Hedge fund calls for Sotheby’s chief executive to ‘step down’
Sotheby’s says now is not the time to debate "baseless" comments
By Melanie Gerlis. Web only
Published online: 02 October 2013
Daniel Loeb, the chief executive and founder of the hedge fund Third Point, has become the largest shareholder in Sotheby’s and made public a stinging letter calling for the resignation of the auction house’s chairman and chief executive, Bill Ruprecht. A core issue raised is Sotheby’s lack of an online sales strategy, particularly in relation to its rival Christie’s.

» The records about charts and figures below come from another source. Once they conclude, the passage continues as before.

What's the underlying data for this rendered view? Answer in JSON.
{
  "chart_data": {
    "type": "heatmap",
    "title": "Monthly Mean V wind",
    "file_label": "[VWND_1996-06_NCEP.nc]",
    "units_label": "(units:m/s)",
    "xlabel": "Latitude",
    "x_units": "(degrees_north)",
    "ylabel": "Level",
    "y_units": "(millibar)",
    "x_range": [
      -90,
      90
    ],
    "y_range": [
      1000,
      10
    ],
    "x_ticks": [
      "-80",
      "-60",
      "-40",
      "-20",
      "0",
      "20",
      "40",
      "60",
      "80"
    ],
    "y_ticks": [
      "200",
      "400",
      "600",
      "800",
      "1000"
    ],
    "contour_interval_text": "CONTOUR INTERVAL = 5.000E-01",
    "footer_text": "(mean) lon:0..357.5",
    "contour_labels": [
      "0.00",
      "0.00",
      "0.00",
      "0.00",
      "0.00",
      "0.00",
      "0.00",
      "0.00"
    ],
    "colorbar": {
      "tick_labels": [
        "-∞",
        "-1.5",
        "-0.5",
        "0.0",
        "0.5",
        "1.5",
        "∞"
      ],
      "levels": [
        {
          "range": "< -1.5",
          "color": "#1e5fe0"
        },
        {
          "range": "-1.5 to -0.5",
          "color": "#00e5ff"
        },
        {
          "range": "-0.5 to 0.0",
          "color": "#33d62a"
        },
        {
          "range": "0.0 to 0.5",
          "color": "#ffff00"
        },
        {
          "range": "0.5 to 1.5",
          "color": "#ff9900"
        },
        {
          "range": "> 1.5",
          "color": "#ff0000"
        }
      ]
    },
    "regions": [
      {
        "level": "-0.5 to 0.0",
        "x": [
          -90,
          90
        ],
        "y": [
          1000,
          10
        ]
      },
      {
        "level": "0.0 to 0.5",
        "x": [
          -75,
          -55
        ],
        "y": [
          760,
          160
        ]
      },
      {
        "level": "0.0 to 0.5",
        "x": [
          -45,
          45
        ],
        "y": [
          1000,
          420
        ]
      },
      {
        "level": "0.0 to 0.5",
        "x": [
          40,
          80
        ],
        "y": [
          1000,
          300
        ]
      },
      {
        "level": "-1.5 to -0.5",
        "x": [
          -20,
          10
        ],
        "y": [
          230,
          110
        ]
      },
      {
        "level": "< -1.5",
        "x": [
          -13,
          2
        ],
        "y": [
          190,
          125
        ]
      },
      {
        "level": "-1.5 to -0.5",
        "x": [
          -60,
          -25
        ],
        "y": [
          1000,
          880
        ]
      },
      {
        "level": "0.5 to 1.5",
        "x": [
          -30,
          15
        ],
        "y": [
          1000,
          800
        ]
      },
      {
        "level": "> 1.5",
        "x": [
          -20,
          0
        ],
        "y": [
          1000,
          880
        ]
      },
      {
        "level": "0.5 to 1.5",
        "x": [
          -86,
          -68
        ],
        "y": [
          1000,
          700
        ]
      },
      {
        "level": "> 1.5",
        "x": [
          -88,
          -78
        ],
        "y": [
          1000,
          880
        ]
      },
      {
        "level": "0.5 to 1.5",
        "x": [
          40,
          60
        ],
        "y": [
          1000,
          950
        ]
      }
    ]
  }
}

Loeb, who upped Third Point’s stake in Sotheby's from 5.7% to 9.3% today, describes the company as “like an Old Master painting in desperate need of restoration” in a letter submitted to the US Securities and Exchange Commission. He says that Sotheby’s recent announcements concerning a review of its business and the hire of a new chief financial officer were “belated” efforts and that Third Point's management remains “troubled” by Sotheby’s “chronically weak operating margins and deteriorating competitive position relative to Christie’s”.

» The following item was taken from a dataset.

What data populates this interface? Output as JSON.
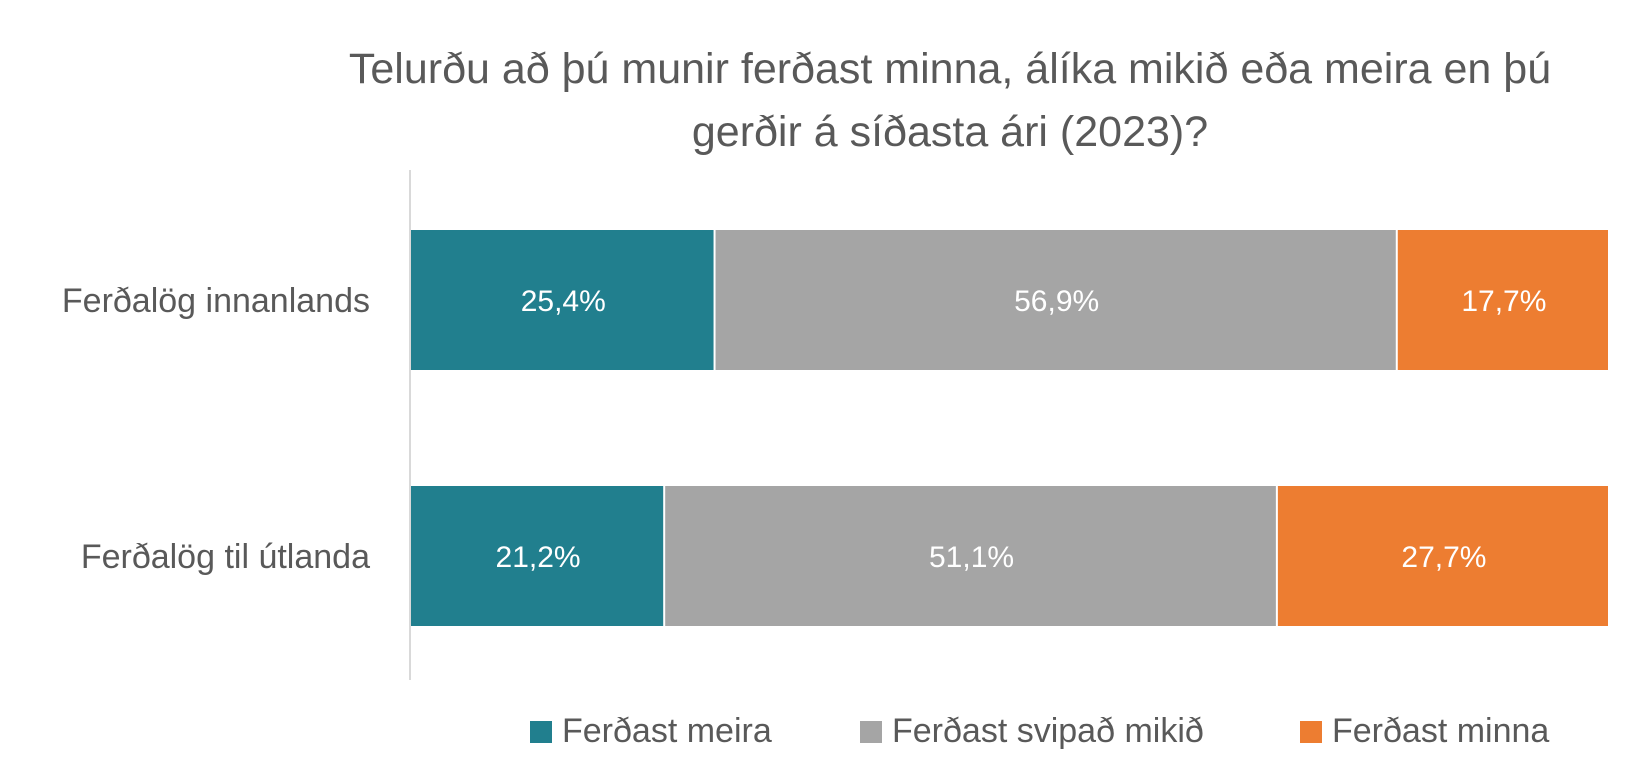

Later in the letter, Loeb says that Sotheby’s decision to focus only on high-end clients and works, and “shun the lower value lots”, enabled Christie’s to capture market share “by leveraging new technologies”. This, says Loeb, is “just one of many examples where a lack of leadership by a sleepy Board and overpaid executive team has resulted in missed new opportunities”. He writes: “our research suggests Sotheby’s crisis of leadership has created dysfunctional divisions and a fractured culture. There is a demoralising recognition among employees that Sotheby’s is not at the cutting edge—demonstrated by the Company’s inability to even develop a coherent plan for an internet sales strategy, much less implement one.”
Turning to Ruprecht personally, the letter talks of his “generous pay package” (his total compensation in 2012 was $6.3m), particularly relative to his own holding of Sotheby’s stock (0.22% of the business). Loeb writes that “a review of the company’s proxy statement reveals a perquisite package that invokes the long-gone era of imperial CEOs: a car allowance, coverage of tax planning costs, and reimbursement for membership fees and dues to elite country clubs.”

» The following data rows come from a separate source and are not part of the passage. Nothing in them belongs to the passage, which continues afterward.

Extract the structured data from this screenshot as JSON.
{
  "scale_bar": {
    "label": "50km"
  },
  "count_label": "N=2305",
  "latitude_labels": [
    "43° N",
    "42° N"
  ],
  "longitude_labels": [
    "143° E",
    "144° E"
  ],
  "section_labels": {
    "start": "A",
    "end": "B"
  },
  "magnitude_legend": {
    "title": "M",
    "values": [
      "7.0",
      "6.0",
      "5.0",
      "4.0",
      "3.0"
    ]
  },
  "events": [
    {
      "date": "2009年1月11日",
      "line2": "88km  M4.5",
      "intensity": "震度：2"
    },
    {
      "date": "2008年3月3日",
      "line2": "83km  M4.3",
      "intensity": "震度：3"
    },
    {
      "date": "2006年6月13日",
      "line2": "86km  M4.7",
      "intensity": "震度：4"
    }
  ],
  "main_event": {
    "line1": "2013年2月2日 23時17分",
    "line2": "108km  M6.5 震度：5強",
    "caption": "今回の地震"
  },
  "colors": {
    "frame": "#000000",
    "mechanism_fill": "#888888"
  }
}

Also highlighted are “numerous anecdotes of waste” that Loeb says his company heard about “in the course of our investigation”. These include “a recent offsite meeting consisting of an extravagant lunch and dinner at a famous ‘farm-to-table’ New York area restaurant where Sotheby’s senior management feasted on organic delicacies and imbibed vintage wines at a cost to shareholders of multiple hundreds of thousands of dollars.”
While acknowledging that Ruprecht was an “able steward” following both the price-fixing scandal that engulfed both Sotheby’s and Christie’s in 2000, and through the global financial crisis in 2008, the letter calls for him to “step down from your positions as chairman, president and chief executive”, and for the roles of chairman and chief executive to be separated for his successor (this is recommended best practise in the UK). Loeb says he is “willing to join the board immediately” to “help recruit several new directors who have experience [in] increasing shareholder value, share a passion for art, understand technology and expanding geographic footprint.”
Ruprecht joined Sotheby’s in 1980 and has been its chief executive since 2000. A Sotheby’s statement says that “rather than debating incendiary and baseless comments, we are focused on serving our clients’ needs during this critical autumn sales season, including this week in Hong Kong, where our offerings are 77% higher than the same series last year—the highest estimate of any Sotheby’s sale in Asia.” The group says that it has produced “superior results—including a share price increase exceeding the Standard & Poor’s Midcap index over the one, five and ten year periods” and that its “comprehensive capital allocation review already underway demonstrates” its efforts to “optimise the balance sheet, improve the cost of capital and manage financial policies in a way that supports Sotheby’s strategy and delivers outstanding value to shareholders.” The auction house says that it will respond to the Third Point letter “at the appropriate time”.
In morning trading, Sotheby's shares remained flat at $49.93.